Ancient Church had a negative view of the artist - especially within the theater (not unlike its view of soldiers). But it had a positive view of ‘the artisan’, those who serve and hence sign the work ‘by the hand of...’
Humanistic Art
Art as recovery of human person (note to self: Alan Jacobs on Nazis reading Goethe; just because one enjoys Beethoven does not make one a better person; it could be nothing more than hedonism, but on a higher level).
Stimulation of New Desire - Note Marquis de Sade, on production of desire and then the satisfaction of that desire.
The French Revolutionaries and Romantic movement enthrones and seeks to embody this ideal.
Postmodernity as heir of this movement, but primarily re-establishing distance between viewer and work: “This is not a pipe.”
Influence of Da Da.
PM brings critique of questions to modern art. But supremely it is not about the meaning intended by the artist (those this is still ‘meaning’).
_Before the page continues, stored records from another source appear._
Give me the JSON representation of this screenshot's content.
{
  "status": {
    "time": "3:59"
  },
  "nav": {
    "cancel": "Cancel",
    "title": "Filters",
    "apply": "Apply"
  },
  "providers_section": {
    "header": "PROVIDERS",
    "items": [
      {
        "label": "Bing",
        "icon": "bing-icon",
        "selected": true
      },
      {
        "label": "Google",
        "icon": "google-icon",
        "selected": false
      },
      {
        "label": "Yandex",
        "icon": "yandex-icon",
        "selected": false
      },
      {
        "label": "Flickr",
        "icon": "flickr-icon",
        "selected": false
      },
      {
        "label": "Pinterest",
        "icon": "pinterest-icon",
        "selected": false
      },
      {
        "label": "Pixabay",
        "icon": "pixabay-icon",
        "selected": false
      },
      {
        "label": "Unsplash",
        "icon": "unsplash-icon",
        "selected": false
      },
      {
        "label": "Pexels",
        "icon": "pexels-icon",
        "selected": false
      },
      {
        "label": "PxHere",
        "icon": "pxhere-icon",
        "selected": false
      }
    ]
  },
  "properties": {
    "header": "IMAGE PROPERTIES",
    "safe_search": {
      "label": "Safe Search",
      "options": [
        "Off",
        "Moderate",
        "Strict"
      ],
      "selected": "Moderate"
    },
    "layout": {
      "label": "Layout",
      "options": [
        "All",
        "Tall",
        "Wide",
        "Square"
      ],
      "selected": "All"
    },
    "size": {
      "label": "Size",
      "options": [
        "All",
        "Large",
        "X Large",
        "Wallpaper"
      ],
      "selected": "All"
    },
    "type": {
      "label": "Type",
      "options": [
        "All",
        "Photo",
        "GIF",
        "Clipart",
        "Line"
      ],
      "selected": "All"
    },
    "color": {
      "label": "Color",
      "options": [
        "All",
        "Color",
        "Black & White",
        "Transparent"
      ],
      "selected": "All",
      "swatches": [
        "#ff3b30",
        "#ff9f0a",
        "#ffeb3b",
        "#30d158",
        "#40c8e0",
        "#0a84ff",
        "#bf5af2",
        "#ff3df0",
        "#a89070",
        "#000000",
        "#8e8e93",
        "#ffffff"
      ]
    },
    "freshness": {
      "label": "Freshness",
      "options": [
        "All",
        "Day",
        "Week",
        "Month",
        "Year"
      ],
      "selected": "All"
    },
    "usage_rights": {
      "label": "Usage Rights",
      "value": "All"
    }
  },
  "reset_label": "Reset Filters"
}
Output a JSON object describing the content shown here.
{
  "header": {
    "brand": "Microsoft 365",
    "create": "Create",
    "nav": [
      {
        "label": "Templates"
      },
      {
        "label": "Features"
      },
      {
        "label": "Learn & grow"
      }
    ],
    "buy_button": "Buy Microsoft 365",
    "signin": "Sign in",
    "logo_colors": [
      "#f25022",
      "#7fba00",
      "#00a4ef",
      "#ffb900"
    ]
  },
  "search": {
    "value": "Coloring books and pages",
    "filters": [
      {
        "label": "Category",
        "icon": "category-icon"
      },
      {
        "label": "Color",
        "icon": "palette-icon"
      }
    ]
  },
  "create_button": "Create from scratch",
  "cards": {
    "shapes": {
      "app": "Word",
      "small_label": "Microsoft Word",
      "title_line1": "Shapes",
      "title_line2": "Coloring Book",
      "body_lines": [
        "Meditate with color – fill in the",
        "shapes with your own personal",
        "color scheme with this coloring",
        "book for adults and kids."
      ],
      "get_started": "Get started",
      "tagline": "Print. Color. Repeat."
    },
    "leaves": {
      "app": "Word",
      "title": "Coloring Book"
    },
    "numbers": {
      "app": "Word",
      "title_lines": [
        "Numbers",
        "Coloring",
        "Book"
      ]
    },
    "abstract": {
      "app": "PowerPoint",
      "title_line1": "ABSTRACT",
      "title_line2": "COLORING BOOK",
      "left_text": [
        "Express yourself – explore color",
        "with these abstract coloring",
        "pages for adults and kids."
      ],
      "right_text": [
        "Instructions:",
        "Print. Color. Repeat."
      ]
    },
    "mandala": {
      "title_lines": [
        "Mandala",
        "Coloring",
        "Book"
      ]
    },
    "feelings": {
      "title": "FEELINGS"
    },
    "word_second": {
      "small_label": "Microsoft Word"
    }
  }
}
The pop art of the 60s: Andy Warhol as supreme artist/prophet; as a project of self-definition, yes pop art was prophetic and ‘real’
But Monet does not simply give us an alternative view; but the pop and modern artist suggesting/telling us to look more closely at who we are and commanding us to disbelieve what he rejects.
Next?
Meta-Postmodernity?
Art that denies connection between art and life
Is it possible to continue to engage with post-renaissance styles and in the service of the Gospel and the Church?
A Recovery of the Liturgical in art as that which is ‘time-resistant’ art.
Christian art is not the same as ‘socialist art’, promulgating an idea for the masses via speech, drama, music, picture, etc. In fact, in Christian history there is sometimes art work that leads to the idea and to its proper formulation as doctrine.
Rublev’s Trinity or Bach’s St Matthew’s Passion or a Kontakion, we are allowing the ‘artisan’ freedom’ to instruct and inform us. Art remains open as a place of discovery and a means of proclamation.
1 comment:
I find the Protestant backlash against images interesting. It's most often based around the "graven images" command in scripture, but we also see various types of images and imagery in things like the Temple or the ark of the covenant. (Granted, these aren't direct images of God himself, but... just interesting.) The iconoclast as iconographer idea is interesting as well. Along other, yet similar lines, one reason I really appreciate Orthodox iconography is the attempt of the iconographer to portray humanity as it was/is meant to be: a reflection of God. The concept of Adam as an "icon" of God (as well as the icon being a "window into heaven") is a particularly powerful metaphor, one that accurately describes what it means to be made in God's image. Also, the Orthodox conception of sanctification as the restoration of God's broken image is quite effective in describing the work of the Holy Spirit. I don't, of course, agree with the way that iconography plays out practically in liturgy, prayer, veneration, and so on, but it seems to me that there's a lot of very biblical theology to be had in iconography.